Incidentally, your diodes are identified on the schematic as part number V06CS. The V06C datasheet identifies this device as rated at 1.1A. I seem to have noted down on my sheet of paper 1.5A from somewhere.
I found some diodes around: 1N4004 400V 1A Rectifier. Do you know if they would work as replacements for V06CS? Also why are the diodes mounted on these stelts lifting them 3cm of the board? Thanks, Alex
The 'stilts' are there for a couple of reasons. Pick one:
1. They prevent the PCB from getting damaged if the diode fails and gets hot.
2. They permit the free flow of air around the diode, thus helping it to remain as cool as possible.
3. The diodes are the 'fusible' element if things go wrong - and the 'stilt' enables them to be desoldered and replaced easily without damaging the PCB in the process.
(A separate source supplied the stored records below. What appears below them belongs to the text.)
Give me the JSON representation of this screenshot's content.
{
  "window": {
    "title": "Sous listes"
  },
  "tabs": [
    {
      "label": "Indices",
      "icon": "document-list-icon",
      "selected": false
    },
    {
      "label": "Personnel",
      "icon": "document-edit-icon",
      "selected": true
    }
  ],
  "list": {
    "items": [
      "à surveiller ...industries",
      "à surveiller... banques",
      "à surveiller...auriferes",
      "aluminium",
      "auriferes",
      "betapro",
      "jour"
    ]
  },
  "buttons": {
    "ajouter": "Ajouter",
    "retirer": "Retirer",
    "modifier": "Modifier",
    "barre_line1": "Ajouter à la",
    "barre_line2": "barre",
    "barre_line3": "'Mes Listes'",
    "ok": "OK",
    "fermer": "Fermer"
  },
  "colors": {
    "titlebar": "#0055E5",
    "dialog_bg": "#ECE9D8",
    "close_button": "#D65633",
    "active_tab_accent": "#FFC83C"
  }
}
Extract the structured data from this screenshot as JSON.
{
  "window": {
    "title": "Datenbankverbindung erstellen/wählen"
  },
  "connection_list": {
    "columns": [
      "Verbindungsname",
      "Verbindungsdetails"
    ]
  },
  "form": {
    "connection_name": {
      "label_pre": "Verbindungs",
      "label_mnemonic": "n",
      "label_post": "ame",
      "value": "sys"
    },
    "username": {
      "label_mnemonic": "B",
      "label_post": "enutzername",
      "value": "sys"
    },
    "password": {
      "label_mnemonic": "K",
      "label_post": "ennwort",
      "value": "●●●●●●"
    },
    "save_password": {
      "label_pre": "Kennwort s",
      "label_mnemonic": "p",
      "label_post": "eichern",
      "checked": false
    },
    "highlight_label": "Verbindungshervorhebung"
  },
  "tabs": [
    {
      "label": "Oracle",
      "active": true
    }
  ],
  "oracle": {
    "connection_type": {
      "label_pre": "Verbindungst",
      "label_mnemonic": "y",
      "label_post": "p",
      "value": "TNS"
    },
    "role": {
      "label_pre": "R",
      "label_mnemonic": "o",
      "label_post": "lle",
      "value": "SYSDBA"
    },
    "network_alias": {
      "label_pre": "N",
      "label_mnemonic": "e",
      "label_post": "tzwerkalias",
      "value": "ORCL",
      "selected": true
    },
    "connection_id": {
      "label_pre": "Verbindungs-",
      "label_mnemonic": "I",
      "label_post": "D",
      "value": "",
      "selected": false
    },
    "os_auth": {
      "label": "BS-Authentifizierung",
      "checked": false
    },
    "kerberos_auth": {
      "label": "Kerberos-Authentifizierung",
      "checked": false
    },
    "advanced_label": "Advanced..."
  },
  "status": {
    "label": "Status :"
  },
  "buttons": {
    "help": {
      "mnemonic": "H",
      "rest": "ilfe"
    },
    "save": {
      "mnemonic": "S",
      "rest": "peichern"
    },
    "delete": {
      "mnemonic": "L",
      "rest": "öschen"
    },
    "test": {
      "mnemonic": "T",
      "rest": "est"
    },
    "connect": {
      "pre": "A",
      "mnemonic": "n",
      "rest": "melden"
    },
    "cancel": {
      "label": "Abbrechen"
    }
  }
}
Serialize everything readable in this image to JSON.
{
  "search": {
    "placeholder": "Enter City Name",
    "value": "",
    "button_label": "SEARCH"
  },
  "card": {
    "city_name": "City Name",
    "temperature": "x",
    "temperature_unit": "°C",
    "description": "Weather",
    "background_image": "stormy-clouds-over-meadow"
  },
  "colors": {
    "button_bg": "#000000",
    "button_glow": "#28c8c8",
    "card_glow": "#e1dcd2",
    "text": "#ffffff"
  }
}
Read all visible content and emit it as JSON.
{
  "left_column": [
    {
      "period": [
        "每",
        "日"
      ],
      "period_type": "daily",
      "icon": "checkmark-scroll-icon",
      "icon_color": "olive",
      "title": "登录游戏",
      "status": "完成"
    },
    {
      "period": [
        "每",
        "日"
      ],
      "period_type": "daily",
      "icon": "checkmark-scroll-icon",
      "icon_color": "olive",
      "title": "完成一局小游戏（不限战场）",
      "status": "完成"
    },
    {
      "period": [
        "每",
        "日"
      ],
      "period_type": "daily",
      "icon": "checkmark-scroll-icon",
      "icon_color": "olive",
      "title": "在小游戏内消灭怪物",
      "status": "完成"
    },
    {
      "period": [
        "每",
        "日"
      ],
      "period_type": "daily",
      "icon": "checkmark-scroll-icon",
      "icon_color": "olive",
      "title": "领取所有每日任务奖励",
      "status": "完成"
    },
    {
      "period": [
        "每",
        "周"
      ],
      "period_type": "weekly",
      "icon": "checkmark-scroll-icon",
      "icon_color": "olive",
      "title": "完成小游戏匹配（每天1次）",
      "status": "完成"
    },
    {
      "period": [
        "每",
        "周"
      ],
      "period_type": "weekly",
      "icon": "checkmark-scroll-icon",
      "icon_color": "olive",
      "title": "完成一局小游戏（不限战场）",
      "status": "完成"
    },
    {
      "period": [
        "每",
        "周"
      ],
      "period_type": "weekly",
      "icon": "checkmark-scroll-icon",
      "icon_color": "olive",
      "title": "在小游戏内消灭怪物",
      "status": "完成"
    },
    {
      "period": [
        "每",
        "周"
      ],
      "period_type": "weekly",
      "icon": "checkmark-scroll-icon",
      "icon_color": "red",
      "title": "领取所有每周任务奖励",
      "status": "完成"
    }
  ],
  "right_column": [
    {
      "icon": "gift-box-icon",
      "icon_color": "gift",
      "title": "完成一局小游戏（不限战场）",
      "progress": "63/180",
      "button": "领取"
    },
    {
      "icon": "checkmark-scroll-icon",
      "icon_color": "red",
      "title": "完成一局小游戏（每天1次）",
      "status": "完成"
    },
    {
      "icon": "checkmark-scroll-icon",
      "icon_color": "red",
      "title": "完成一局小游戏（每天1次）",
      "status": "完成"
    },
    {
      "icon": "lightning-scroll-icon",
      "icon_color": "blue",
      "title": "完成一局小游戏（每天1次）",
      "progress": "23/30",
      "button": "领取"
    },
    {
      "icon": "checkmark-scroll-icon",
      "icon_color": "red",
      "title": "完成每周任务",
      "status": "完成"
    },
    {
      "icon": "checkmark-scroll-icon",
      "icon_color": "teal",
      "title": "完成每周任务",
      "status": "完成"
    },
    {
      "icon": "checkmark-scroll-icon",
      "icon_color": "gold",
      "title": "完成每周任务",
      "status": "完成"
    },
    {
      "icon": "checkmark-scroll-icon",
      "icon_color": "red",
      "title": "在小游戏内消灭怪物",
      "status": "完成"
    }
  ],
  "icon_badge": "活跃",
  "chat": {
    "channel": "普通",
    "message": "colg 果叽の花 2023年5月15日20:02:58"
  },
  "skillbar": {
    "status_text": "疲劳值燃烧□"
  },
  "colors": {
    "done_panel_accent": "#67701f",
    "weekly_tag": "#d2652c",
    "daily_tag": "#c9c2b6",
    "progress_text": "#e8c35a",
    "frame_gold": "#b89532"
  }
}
Update, 4x 1N4004 diodes are soldered in and we are back to working state with one of my PETs. Yeah!!! I feel I did quite an ugly job in soldering as I was to lazy to remove the PCB from the Tube for the 20th time... It works though
The interframe wobble is still there on the top left part of the screen, but I was accepting that by now. The wobble amplifies with increasing brightness as does image size generally. I suppose that is not a strong diagnostic hint. Analytically hunting that problem down seems too much in my mind because I think even the scope patterns would look mostly alright. If there is any "blind" replacements you recommend, I'd surely consider as the parts cost very little.
For the nonlinear one I have to start finding inductivities... I have some understanding of Rs/Cs/ICs and what not but these Lsssssssss.... No idea how to find equivalents. I will start my hunt Thanks
The caps in your suspect list are already changed. So that has me thinking about Hugo's HOT behavior and any additional resistance that would squeeze x-axis. But not having a probe allowing me to measure there I am not sure what components to switch. Kind regards, Alex
And L1 and L2 sit on the Video PCB, right? Dave, you mentioned they were part of the yoke as per post #76, but I think they are not. They are right were they are supposed to be on the layout drawing. Or am I misunderstanding something? Thanks, Alex
Are we back to the condition where the raster matches the photo in the original post ?
And now the power supply is known to be ok ?
If that is the case, the best move would be a scope recording with a x10 probe to look at the collector voltage of the HOT. To find out if both the damper diode and HOT were conducting properly during scan time. The flyback peak must be about right or the EHT would be way off, which it is not.